I must admit I contemplated shutting the conversation down. He is over cautious I felt, something not quite free flowing as I would have expected at this stage. It’s been nearly a week of texting 24/7, practically having a virtual relationship, why not meet? I probed him if he is shy, he admitted a little, yes. We carried on chatting, romanticizing about the things we would like to do when we would finally meet. The walks, the park, the riverside bar. His last message landed in my mailbox as I had again fallen asleep late for texting til early Wednesday morning. I woke up the next day and his contact details lost from WhatsApp. I must say it took me by surprise and reminded me how exposed and vulnerable we can be sometimes. He didn’t return that evening. A colleague had mentioned dropping a picture online for identification so off I went. Dropped his pics and off they went into Google. At first, I had to squeeze my eyes and take a step back from the screen to have a walk about to regain my focus. An hour later I knew most about the guy, a well known american sport player. The benefits of noone watching NBA in England. I had a fake name for a accomplished athlete. There online, I found a forum amongst other things where a bunch of girls are ripping him to pieces about his dating routines, a few years ago. For a split second, I judged him but then I stopped. This boy is a child of this earth as everyone else and given he is high profile in the US I can understand how it can be difficult meeting someone that is not after his multi million cash or self promotion. Who am I to judge him? Surely I have come across as a dick to people I broke the heart of. His ladies just have an audience and therefore talk. My exes can talk too but who really cares in the end?

I asked myself how would’ve managed now, knowing who he is. I would have definitely made his challenge trice as hard. Call it my insecurity, call it his easy access to women and anything really… I know, money can’t buy love and he is probably putting on a brave face managing weird attention whilst seeking out to be loved. In many ways, don’t we all?

Update 31 August

So he returned and hey ho, off we went onto a daily ping pong of messages. On a standard evening, we spent 3-4 hours together exchanging around 60 text and voice calls. On a light evening, 25 messages, on the understanding I was ‘beat’ from training and although he wanted to chat more, he would let me rest.

More messages kept flowing in the coming days.

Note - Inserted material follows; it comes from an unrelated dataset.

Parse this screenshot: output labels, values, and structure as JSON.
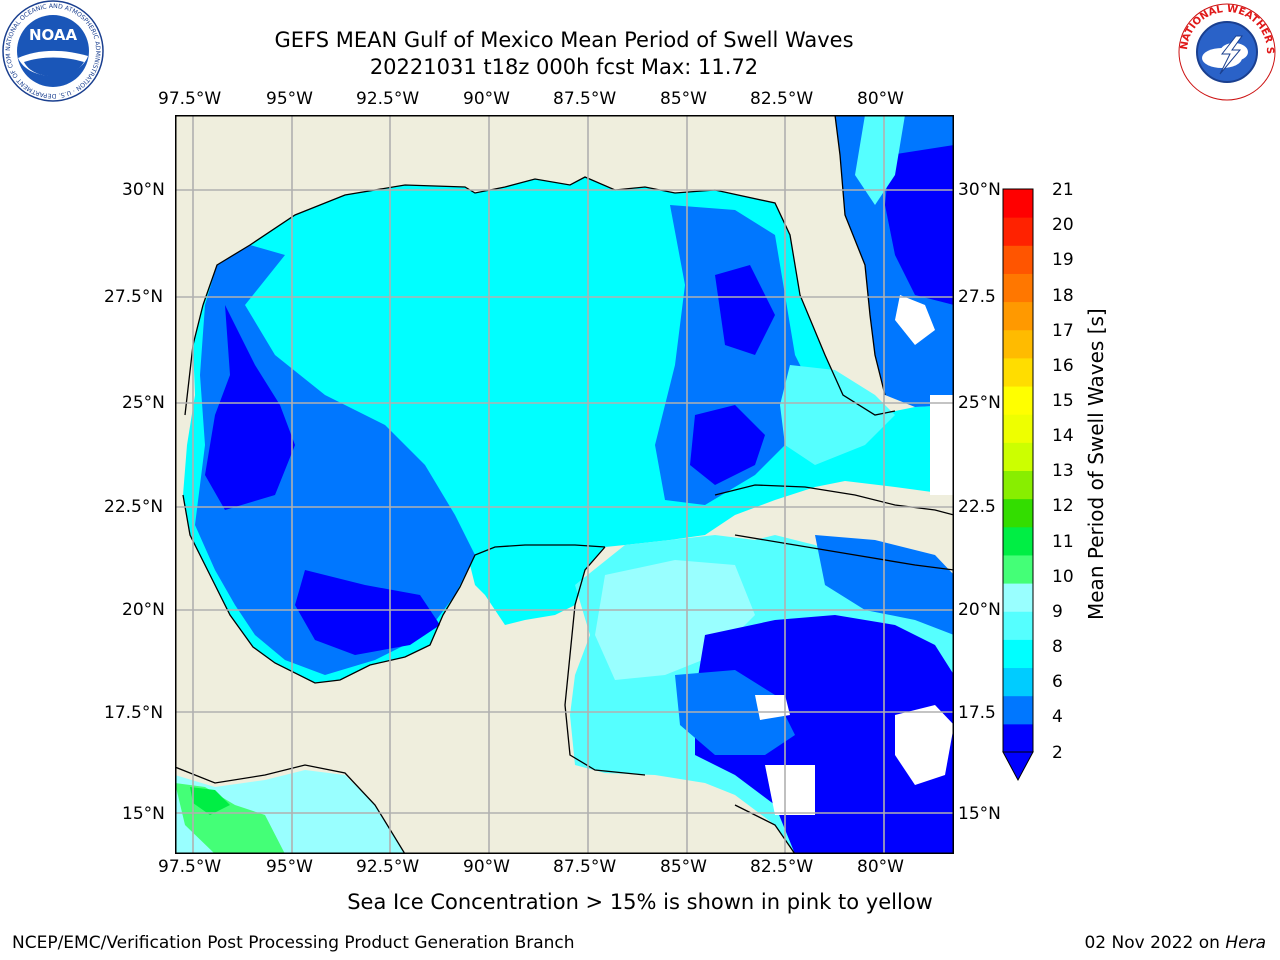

I can’t wait to meet, missed our chats etc. The magic was in full spin. So here we got to, when are we going to meet? Date, time and place set, checked in with each other the night before, all set. Until the day itself came. Sent a quick ‘how are you getting on’ message, and nothing. I was at work, which would have met him nearby. Nothing. I read on the news the next day he has just been flown back to the US to test train for a well known NBA team. That didn’t work out. Nor we ever spoke again. Who said dating pro athletes was ever fun? A well known rocker’s wife once said basketball players in the US are the worse to entertain the idea of a romantic relationship with. She’d been married to a rock n roller, with all the divorces, flings and dramas to tell her story in perspective.

The guy I was talking to, is now settled back on the southern West Coast sand, doing something else in sport, retired from the NBA. Once, there was a saying

‘your voice gets me to attention’, to the soundtrack of My Hero by the Foo Fighters.

Isn’t fame a gift that never truly gives yet always pays?